Hata's Challenge: Testy Coalition Needs Finesse

Hata must use old-fashioned consensus politics to keep LDP from regaining majority

INCOMING Prime Minister Tsutomu Hata is a pleasant and likable person who looks you straight in the face as he talks, gestures, and smiles. Ask almost anyone about him, and the reply will be, ``Oh, he's a nice guy!''

Fast on the heels of this reply comes another, ``But he's just a puppet for Ichiro Ozawa.'' Mr. Ozawa is the Secretary General of the Japan Renewal Party, of which Mr. Hata is president.

Puppet is probably too strong a term, and it is unjustified. Hata and Ozawa are the classic good guy/bad guy team. Hata is the public face and Ozawa is the back-room figure and dealmaker. But the two have been friends since they were first elected to parliament 25 years ago, and they share political ideals. They both want a strong, assertive Japan in the global community. They want a solid, continuing relationship with the United States.

In domestic policy, they have both called for electoral reform, a combination of proportional representation with single-seat electoral districts to replace and present multiseat districts. The law has been passed, but the politically vexing problem of redistricting remains to be carried out.

They both want lower income taxes and higher indirect taxes in order to finance an increasingly costly social security program for an aging population. They are for deregulation and for more effective control by politicians over the powerful bureaucracy.

The curious aspect of Japanese politics today is that to put through this program, Hata and Ozawa have to fight their battles within the ruling coalition rather than with the Liberal Democrats, whose 38-year monopoly of political power they broke with the creation of the Hosokawa government last August.

The coalition started with nothing more in common than a desire to oust the Liberal Democrats and to remain in power at least until the single-seat electoral system comes into being. The largest party in the coalition is the Socialist, with 76 seats in parliament. The next is Hata's and Ozawa's Japan Renewal Party, with 70 seats.

Whereas Hata, Ozawa, and a number of other top coalition leaders were Liberal Democrats for many years, the Socialists have been perennially in opposition - their only experience of government being from 1947 to 1948.

Since joining the government this time, they are beginning to learn that one cannot simply oppose, one must also propose and execute policy. But old habits do not die easily.

The Socialists no longer oppose the security treaty with the US, or Japan's own self-defense forces, but they still stand for a very narrow interpretation of the Constitution, which renounces the right to go to war but does not abandon the right of self-defense. Under their interpretation, Japan can participate in United Nations peacekeeping operations only to a very limited extent.

In domestic policy, the Socialists follow the popular line of cutting income taxes, but bitterly oppose making up for revenue shortfalls by raising the consumption tax. They oppose the use of nuclear power to generate electricity in resource-poor Japan.
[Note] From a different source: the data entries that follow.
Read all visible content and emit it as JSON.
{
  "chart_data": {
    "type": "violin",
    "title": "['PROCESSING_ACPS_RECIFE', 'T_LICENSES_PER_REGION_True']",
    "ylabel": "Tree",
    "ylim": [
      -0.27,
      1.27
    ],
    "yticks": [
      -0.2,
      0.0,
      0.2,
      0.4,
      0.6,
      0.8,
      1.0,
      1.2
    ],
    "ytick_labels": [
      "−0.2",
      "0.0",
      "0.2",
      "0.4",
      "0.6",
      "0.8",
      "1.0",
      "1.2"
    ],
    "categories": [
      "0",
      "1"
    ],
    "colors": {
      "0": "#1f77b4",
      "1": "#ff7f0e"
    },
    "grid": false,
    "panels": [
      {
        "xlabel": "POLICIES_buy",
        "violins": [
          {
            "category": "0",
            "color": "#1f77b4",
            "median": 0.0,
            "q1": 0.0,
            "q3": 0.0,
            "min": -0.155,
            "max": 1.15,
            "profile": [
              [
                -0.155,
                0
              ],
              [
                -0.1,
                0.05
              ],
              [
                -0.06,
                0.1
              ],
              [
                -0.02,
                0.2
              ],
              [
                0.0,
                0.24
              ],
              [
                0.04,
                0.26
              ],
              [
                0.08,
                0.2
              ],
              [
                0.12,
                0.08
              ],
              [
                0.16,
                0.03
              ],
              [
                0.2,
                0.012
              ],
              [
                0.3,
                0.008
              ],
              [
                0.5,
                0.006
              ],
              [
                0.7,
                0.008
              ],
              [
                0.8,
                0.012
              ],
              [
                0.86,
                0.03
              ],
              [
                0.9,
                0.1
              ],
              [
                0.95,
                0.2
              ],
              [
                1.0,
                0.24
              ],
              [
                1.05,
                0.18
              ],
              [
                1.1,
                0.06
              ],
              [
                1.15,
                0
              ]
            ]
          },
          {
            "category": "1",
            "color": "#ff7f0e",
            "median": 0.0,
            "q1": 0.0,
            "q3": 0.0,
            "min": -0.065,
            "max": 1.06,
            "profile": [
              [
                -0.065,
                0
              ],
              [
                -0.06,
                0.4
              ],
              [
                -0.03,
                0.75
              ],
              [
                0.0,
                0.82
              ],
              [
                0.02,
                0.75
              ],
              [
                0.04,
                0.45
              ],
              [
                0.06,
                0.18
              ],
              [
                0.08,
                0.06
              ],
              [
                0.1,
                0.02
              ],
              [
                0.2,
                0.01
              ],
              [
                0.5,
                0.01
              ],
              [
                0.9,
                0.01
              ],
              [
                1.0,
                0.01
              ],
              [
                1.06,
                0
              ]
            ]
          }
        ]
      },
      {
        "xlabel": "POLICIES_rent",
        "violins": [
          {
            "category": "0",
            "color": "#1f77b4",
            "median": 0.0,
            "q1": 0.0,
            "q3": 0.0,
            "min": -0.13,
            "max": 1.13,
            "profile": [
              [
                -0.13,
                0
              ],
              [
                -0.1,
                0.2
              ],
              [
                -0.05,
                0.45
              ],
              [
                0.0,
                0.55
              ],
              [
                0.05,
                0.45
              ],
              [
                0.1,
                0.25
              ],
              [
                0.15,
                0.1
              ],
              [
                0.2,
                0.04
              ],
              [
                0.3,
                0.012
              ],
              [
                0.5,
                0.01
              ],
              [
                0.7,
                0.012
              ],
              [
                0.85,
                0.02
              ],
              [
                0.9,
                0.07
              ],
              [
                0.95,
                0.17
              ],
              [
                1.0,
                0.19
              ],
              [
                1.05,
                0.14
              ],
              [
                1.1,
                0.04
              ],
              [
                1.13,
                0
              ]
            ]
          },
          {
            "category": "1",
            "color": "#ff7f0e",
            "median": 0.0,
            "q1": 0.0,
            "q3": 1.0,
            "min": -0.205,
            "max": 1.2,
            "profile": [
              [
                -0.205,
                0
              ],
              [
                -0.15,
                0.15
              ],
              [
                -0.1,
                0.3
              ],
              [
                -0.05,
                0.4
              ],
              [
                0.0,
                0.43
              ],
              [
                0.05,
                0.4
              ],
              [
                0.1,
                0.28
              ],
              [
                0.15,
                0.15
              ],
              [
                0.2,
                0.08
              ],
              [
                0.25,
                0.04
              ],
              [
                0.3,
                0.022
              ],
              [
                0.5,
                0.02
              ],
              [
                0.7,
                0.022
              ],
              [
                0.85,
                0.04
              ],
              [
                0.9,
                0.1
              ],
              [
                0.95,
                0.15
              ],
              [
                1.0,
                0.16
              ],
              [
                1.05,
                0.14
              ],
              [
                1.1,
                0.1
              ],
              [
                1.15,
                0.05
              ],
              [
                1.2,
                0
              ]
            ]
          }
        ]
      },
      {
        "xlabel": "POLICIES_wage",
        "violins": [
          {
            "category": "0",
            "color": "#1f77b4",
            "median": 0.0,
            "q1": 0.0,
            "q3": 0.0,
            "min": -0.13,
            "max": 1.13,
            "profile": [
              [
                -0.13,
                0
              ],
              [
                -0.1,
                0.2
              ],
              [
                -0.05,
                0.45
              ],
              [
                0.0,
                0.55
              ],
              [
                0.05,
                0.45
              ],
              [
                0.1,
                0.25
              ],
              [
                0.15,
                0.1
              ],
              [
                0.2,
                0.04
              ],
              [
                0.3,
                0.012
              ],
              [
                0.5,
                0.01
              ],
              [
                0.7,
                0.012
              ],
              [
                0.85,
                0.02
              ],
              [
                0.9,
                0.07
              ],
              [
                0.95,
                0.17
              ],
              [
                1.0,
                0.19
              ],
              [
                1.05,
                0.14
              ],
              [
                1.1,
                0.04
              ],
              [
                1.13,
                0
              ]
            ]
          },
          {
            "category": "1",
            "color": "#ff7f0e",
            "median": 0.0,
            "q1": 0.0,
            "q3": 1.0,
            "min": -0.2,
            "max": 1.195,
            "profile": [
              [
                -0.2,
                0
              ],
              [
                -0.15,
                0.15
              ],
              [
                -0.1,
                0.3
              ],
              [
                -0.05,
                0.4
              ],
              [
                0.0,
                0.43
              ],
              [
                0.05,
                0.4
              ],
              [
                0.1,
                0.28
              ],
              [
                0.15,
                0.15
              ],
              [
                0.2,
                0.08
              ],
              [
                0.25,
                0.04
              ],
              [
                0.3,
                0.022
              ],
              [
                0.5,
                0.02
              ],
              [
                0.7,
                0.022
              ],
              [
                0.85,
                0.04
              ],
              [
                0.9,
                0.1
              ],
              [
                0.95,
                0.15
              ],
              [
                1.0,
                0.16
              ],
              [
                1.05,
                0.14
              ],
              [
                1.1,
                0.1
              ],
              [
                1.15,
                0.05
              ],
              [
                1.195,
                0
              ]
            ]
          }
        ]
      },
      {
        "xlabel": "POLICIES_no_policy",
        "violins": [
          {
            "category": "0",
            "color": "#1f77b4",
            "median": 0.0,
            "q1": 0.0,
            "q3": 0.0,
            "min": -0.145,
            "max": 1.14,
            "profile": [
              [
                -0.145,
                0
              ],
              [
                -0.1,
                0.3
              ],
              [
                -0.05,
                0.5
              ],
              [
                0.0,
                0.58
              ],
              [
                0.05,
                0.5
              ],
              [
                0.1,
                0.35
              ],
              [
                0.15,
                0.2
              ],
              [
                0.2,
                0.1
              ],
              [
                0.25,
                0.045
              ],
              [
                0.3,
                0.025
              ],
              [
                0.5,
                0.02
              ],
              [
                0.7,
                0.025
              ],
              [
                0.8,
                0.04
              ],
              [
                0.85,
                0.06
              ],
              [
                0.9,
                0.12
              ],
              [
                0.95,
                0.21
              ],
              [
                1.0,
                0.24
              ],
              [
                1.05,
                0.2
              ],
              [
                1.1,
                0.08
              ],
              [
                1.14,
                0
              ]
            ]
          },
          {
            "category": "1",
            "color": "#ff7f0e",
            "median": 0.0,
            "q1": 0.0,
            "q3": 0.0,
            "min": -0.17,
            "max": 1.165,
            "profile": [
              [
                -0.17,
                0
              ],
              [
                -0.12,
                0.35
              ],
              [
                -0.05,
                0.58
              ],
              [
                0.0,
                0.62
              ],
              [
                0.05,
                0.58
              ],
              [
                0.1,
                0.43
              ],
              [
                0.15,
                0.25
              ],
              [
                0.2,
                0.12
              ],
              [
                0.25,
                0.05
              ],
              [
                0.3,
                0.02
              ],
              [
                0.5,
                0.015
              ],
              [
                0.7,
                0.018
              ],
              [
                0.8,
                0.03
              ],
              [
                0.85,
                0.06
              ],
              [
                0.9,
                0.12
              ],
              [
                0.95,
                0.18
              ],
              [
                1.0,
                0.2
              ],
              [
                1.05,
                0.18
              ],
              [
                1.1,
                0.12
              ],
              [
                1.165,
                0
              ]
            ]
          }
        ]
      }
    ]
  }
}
They want to protect Japan's farmers by keeping out foreign rice.

Hata and Ozawa want Japan to become what Ozawa calls an ``ordinary country.'' They accept the Constitution and its ban on armed force but say that Japan should participate in UN peacekeeping operations, the purpose of which is not to go to war in the classic sense but to maintain a peaceful world order.

Within the coalition, a majority supports the Hata-Ozawa line. Outgoing Prime Minister Hosokawa started out somewhere between the Socialists and the Japan Renewal Party, but inclined more and more toward the latter position, disagreeing with his own Chief Cabinet Secretary, Masayoshi Takemura.

But without the Socialists, the coalition would fall - unless enough Liberal Democrats come into the coalition to offset the Socialist seats. During the recent maneuvering over who would succeed Mr. Hosokawa, Ozawa and a couple of other coalition leaders toyed with the idea of forming a pact with Michio Watanabe, an earthy, forceful Liberal Democrat many of whose ideas on domestic and foreign policy are similar to theirs.

Mr. Watanabe was sorely tempted, since he desperately wants to be prime minister. But he could not get more than a handful of Liberal Democrats to cross party lines with him. So in the end, as much as the Hata-Ozawa group and the Socialists distrust each other, they have agreed to stay together. Hata, who is by instinct more of a compromiser than Ozawa, says that in private the Socialists are not as unreasonable as they appear in public and that he gets on well with them.

It is important to know this background in order to forecast the future of the coalition under its new leader. Hata, and even more, Ozawa, want political and economic change. But to remain in power, they will have to practice old-fashioned consensus politics, hoping that the taste of power will tame the Socialists and bring them into a more realistic appreciation of the world in which Japan has to make its way.